"They are like the musical equivalent to a murmuration of starlings; truly majestic!"
It's a nice little surprise to walk into QPAC's Concert Hall tonight and find that The Necks will be performing in a reduced-capacity layout of the room — the intimacy of this setup really lending itself to their musical meditations. Instead of facing the main auditorium, they are turned to face an audience seated on choir retractables at the back of the stage, with small balcony sections opened on either side. A black backing curtain closes the space off creating a boxed-in effect, and a number of vintage spherical filament bulbs hang above The Necks' heads, bringing a subtle touch of luminous warmth into the cosy space.
Chris Abrahams initiates the first of two sets, summoning a delicate melody from his piano. Lloyd Swanton falls in suit, gently fiddling his double bass. Tony Buck follows with some faint, sliding movements, circling the top of a cymbal. They linger in a liminal space, which feels like it's balancing between the thresholds of presence and absence, for some time. Buck progresses to sliding a hand cymbal back-and-forth across his floor tom, creating a deeply ominous undertone, and in these moments it sounds as if they are breaching into another space, inviting visions of an abstracted kind of black lodge, where form is more spectral. They make a subtle transition out of this zone, gaining rhythmic momentum as they chart a course forward through cyclic motions. They sound as if they are multiplying in number as their oscillating patterns become increasingly more frenzied, and by the time they well and truly reach flight they are like the musical equivalent to a murmuration of starlings; truly majestic!
Swanton initiates the second set, with the others hot on his trail — it's quite bewildering just how different it is from the get-go. Rarely do they take off with the kind of rolling-start momentum such as this. It's The Necks at their funkiest and most upbeat; something you can really groove to, if only for a brief moment before they transmute into something else entirely with utmost grace.

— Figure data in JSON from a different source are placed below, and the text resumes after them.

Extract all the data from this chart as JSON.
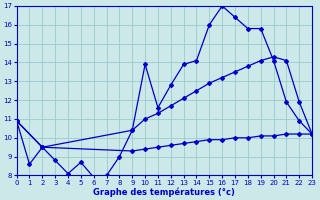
{
  "xlabel": "Graphe des températures (°c)",
  "bg_color": "#cce8e8",
  "line_color": "#0000cc",
  "grid_color": "#99cccc",
  "xlim": [
    0,
    23
  ],
  "ylim": [
    8,
    17
  ],
  "xticks": [
    0,
    1,
    2,
    3,
    4,
    5,
    6,
    7,
    8,
    9,
    10,
    11,
    12,
    13,
    14,
    15,
    16,
    17,
    18,
    19,
    20,
    21,
    22,
    23
  ],
  "yticks": [
    8,
    9,
    10,
    11,
    12,
    13,
    14,
    15,
    16,
    17
  ],
  "series1_x": [
    0,
    1,
    2,
    3,
    4,
    5,
    6,
    7,
    8,
    9,
    10,
    11,
    12,
    13,
    14,
    15,
    16,
    17,
    18,
    19,
    20,
    21,
    22,
    23
  ],
  "series1_y": [
    10.9,
    8.6,
    9.5,
    8.8,
    8.1,
    8.7,
    7.9,
    8.0,
    9.0,
    10.4,
    13.9,
    11.6,
    12.8,
    13.9,
    14.1,
    16.0,
    17.0,
    16.4,
    15.8,
    15.8,
    14.1,
    11.9,
    10.9,
    10.2
  ],
  "series2_x": [
    0,
    2,
    9,
    10,
    11,
    12,
    13,
    14,
    15,
    16,
    17,
    18,
    19,
    20,
    21,
    22,
    23
  ],
  "series2_y": [
    10.9,
    9.5,
    10.4,
    11.0,
    11.3,
    11.7,
    12.1,
    12.5,
    12.9,
    13.2,
    13.5,
    13.8,
    14.1,
    14.3,
    14.1,
    11.9,
    10.2
  ],
  "series3_x": [
    0,
    2,
    9,
    10,
    11,
    12,
    13,
    14,
    15,
    16,
    17,
    18,
    19,
    20,
    21,
    22,
    23
  ],
  "series3_y": [
    10.9,
    9.5,
    9.3,
    9.4,
    9.5,
    9.6,
    9.7,
    9.8,
    9.9,
    9.9,
    10.0,
    10.0,
    10.1,
    10.1,
    10.2,
    10.2,
    10.2
  ]
}
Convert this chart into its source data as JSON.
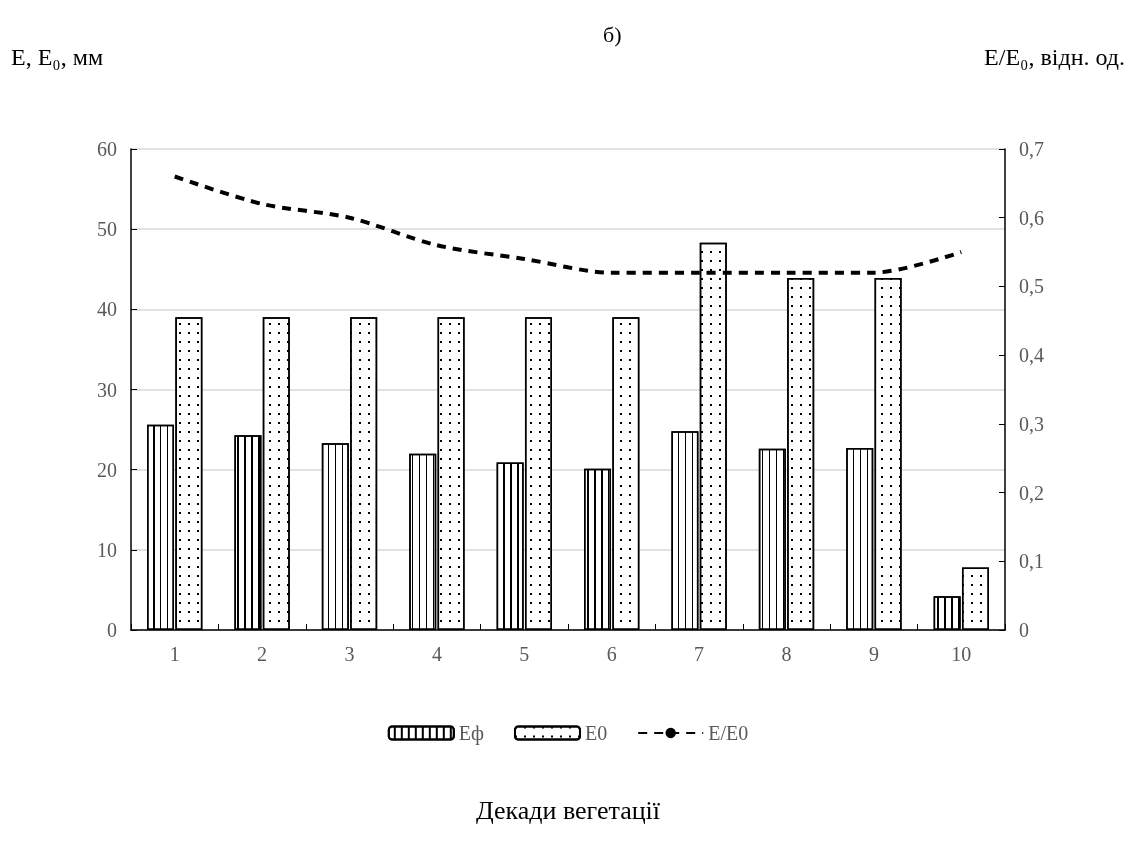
{
  "chart_data": {
    "type": "bar",
    "title": "б)",
    "annotations": [
      "Декади вегетації"
    ],
    "ylabel": "E, E₀, мм",
    "y2label": "E/E₀, відн. од.",
    "categories": [
      "1",
      "2",
      "3",
      "4",
      "5",
      "6",
      "7",
      "8",
      "9",
      "10"
    ],
    "series": [
      {
        "name": "Eф",
        "color": "#000000",
        "values": [
          25.6,
          24.3,
          23.3,
          22.0,
          20.9,
          20.1,
          24.8,
          22.6,
          22.7,
          4.2
        ]
      },
      {
        "name": "E0",
        "color": "#000000",
        "values": [
          39.0,
          39.0,
          39.0,
          39.0,
          39.0,
          39.0,
          48.3,
          43.9,
          43.9,
          7.8
        ]
      },
      {
        "name": "E/E0",
        "type": "line",
        "axis": "y2",
        "color": "#000000",
        "line_style": "dashed",
        "marker": "none",
        "values": [
          0.66,
          0.62,
          0.6,
          0.56,
          0.54,
          0.52,
          0.52,
          0.52,
          0.52,
          0.55
        ]
      }
    ],
    "ylim": [
      0,
      60
    ],
    "yticks": [
      0,
      10,
      20,
      30,
      40,
      50,
      60
    ],
    "y2lim": [
      0,
      0.7
    ],
    "y2ticks": [
      0,
      {
        "value": 0.1,
        "label": "0,1"
      },
      {
        "value": 0.2,
        "label": "0,2"
      },
      {
        "value": 0.3,
        "label": "0,3"
      },
      {
        "value": 0.4,
        "label": "0,4"
      },
      {
        "value": 0.5,
        "label": "0,5"
      },
      {
        "value": 0.6,
        "label": "0,6"
      },
      {
        "value": 0.7,
        "label": "0,7"
      }
    ],
    "grid": "y",
    "legend": "bottom"
  }
}
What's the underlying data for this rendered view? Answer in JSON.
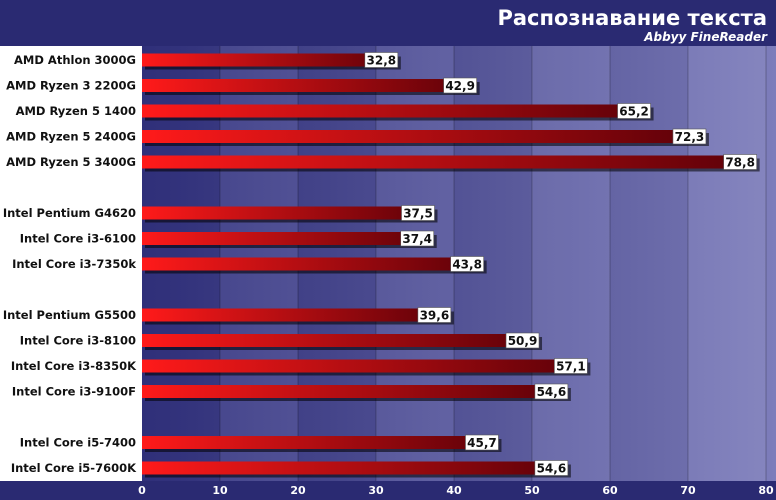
{
  "chart_data": {
    "type": "bar",
    "orientation": "horizontal",
    "title": "Распознавание текста",
    "subtitle": "Abbyy FineReader",
    "categories": [
      "AMD Athlon 3000G",
      "AMD Ryzen 3 2200G",
      "AMD Ryzen 5 1400",
      "AMD Ryzen 5 2400G",
      "AMD Ryzen 5 3400G",
      "Intel Pentium G4620",
      "Intel Core i3-6100",
      "Intel Core i3-7350k",
      "Intel Pentium G5500",
      "Intel Core i3-8100",
      "Intel Core i3-8350K",
      "Intel Core i3-9100F",
      "Intel Core i5-7400",
      "Intel Core i5-7600K"
    ],
    "groups": [
      5,
      3,
      4,
      2
    ],
    "values": [
      32.8,
      42.9,
      65.2,
      72.3,
      78.8,
      37.5,
      37.4,
      43.8,
      39.6,
      50.9,
      57.1,
      54.6,
      45.7,
      54.6
    ],
    "value_labels": [
      "32,8",
      "42,9",
      "65,2",
      "72,3",
      "78,8",
      "37,5",
      "37,4",
      "43,8",
      "39,6",
      "50,9",
      "57,1",
      "54,6",
      "45,7",
      "54,6"
    ],
    "xlim": [
      0,
      80
    ],
    "xticks": [
      0,
      10,
      20,
      30,
      40,
      50,
      60,
      70,
      80
    ],
    "grid": true,
    "colors": {
      "bar_light": "#ff1a1a",
      "bar_dark": "#5c0008",
      "plot_band_dark": "#31317e",
      "plot_band_light": "#7d7dbb",
      "label_panel": "#ffffff",
      "header_bg": "#2a2a72",
      "text_light": "#ffffff",
      "text_dark": "#111111"
    }
  }
}
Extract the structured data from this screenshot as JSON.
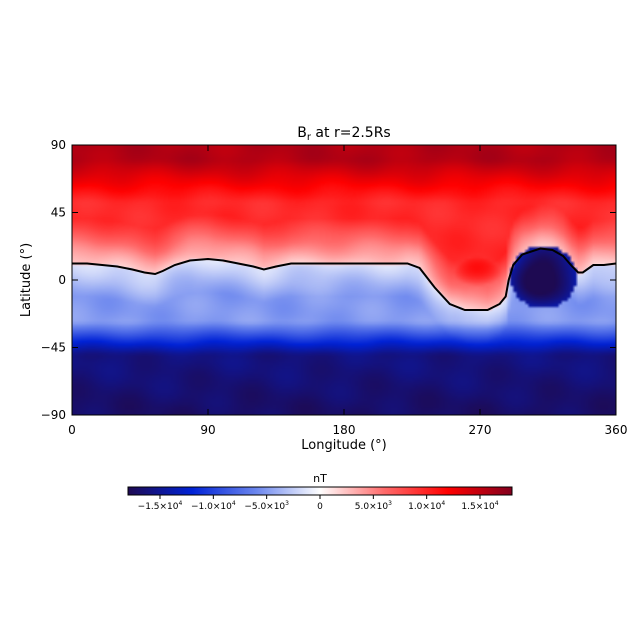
{
  "chart_data": {
    "type": "heatmap",
    "title_main": "B",
    "title_sub": "r",
    "title_rest": " at r=2.5Rs",
    "xlabel": "Longitude (°)",
    "ylabel": "Latitude (°)",
    "xlim": [
      0,
      360
    ],
    "ylim": [
      -90,
      90
    ],
    "xticks": [
      0,
      90,
      180,
      270,
      360
    ],
    "yticks": [
      90,
      45,
      0,
      -45,
      -90
    ],
    "grid": false,
    "colormap": [
      "#1e0a52",
      "#0022d6",
      "#6b86ee",
      "#ffffff",
      "#ff6b6b",
      "#ff0000",
      "#82001e"
    ],
    "colorbar": {
      "label": "nT",
      "range": [
        -18000,
        18000
      ],
      "ticks": [
        {
          "value": -15000,
          "mant": "−1.5×10",
          "exp": "4"
        },
        {
          "value": -10000,
          "mant": "−1.0×10",
          "exp": "4"
        },
        {
          "value": -5000,
          "mant": "−5.0×10",
          "exp": "3"
        },
        {
          "value": 0,
          "mant": "0",
          "exp": ""
        },
        {
          "value": 5000,
          "mant": "5.0×10",
          "exp": "3"
        },
        {
          "value": 10000,
          "mant": "1.0×10",
          "exp": "4"
        },
        {
          "value": 15000,
          "mant": "1.5×10",
          "exp": "4"
        }
      ]
    },
    "neutral_line": [
      [
        0,
        11
      ],
      [
        10,
        11
      ],
      [
        20,
        10
      ],
      [
        30,
        9
      ],
      [
        40,
        7
      ],
      [
        48,
        5
      ],
      [
        55,
        4
      ],
      [
        60,
        6
      ],
      [
        68,
        10
      ],
      [
        78,
        13
      ],
      [
        90,
        14
      ],
      [
        100,
        13
      ],
      [
        110,
        11
      ],
      [
        120,
        9
      ],
      [
        127,
        7
      ],
      [
        135,
        9
      ],
      [
        145,
        11
      ],
      [
        160,
        11
      ],
      [
        175,
        11
      ],
      [
        195,
        11
      ],
      [
        210,
        11
      ],
      [
        222,
        11
      ],
      [
        230,
        8
      ],
      [
        240,
        -5
      ],
      [
        250,
        -16
      ],
      [
        260,
        -20
      ],
      [
        275,
        -20
      ],
      [
        283,
        -16
      ],
      [
        287,
        -11
      ],
      [
        289,
        0
      ],
      [
        292,
        10
      ],
      [
        298,
        17
      ],
      [
        310,
        21
      ],
      [
        318,
        20
      ],
      [
        325,
        16
      ],
      [
        331,
        9
      ],
      [
        335,
        5
      ],
      [
        338,
        5
      ],
      [
        345,
        10
      ],
      [
        352,
        10
      ],
      [
        360,
        11
      ]
    ],
    "features": [
      {
        "name": "positive lobe",
        "lon": 268,
        "lat": 8,
        "value": 12000
      },
      {
        "name": "negative spot",
        "lon": 312,
        "lat": 2,
        "value": -19000
      }
    ]
  }
}
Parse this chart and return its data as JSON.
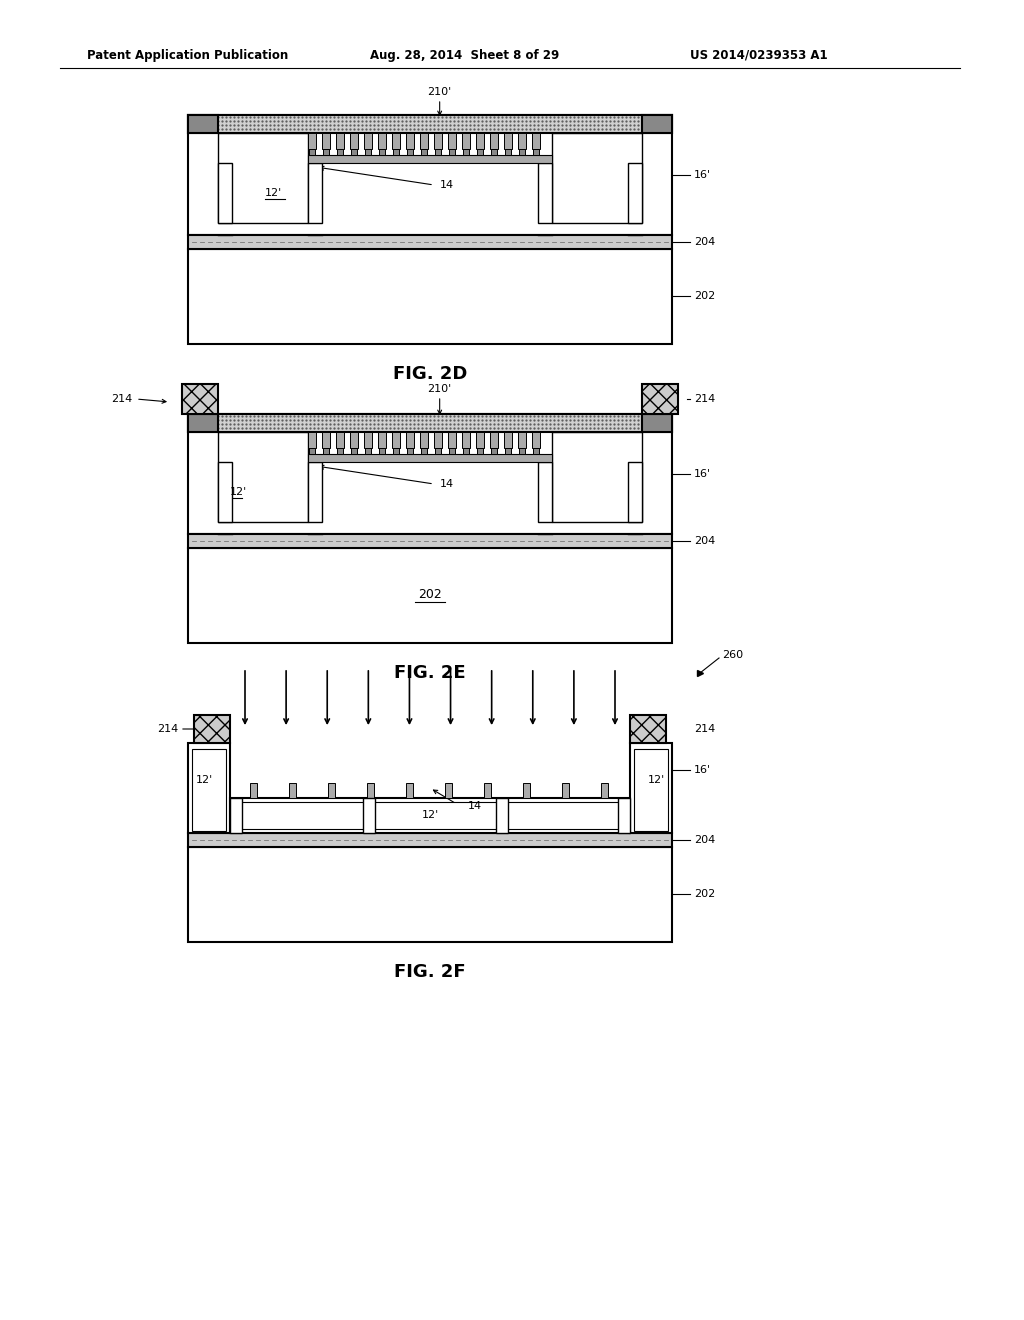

The live experience this three-piece offers is something far beyond that of typical improvisational sets. It's as if their method of repetition-through-minimal-movements challenges the very foundations of music. Linear time becomes somewhat displaced as their compositions seemingly move through a perpetually repeating, amorphic present. It is as if the moment is always happening again, both different and the same, and the dichotomy of dualities such as past and future feel as though they collapse under the weight of this ever repeating, shifting present. Illusive and resistant toward any attempts to fully grasp at them, each moment of these compositions are an exercise in letting go. Like any band, they no doubt have their on and off nights, but they can only ever be completely on when the listener has surrendered themselves to both the music's curious, child-like playfulness and its deep, meditative reflection. And if the looks on audience faces at the conclusion of the second set are anything to go by, tonight they were on for many.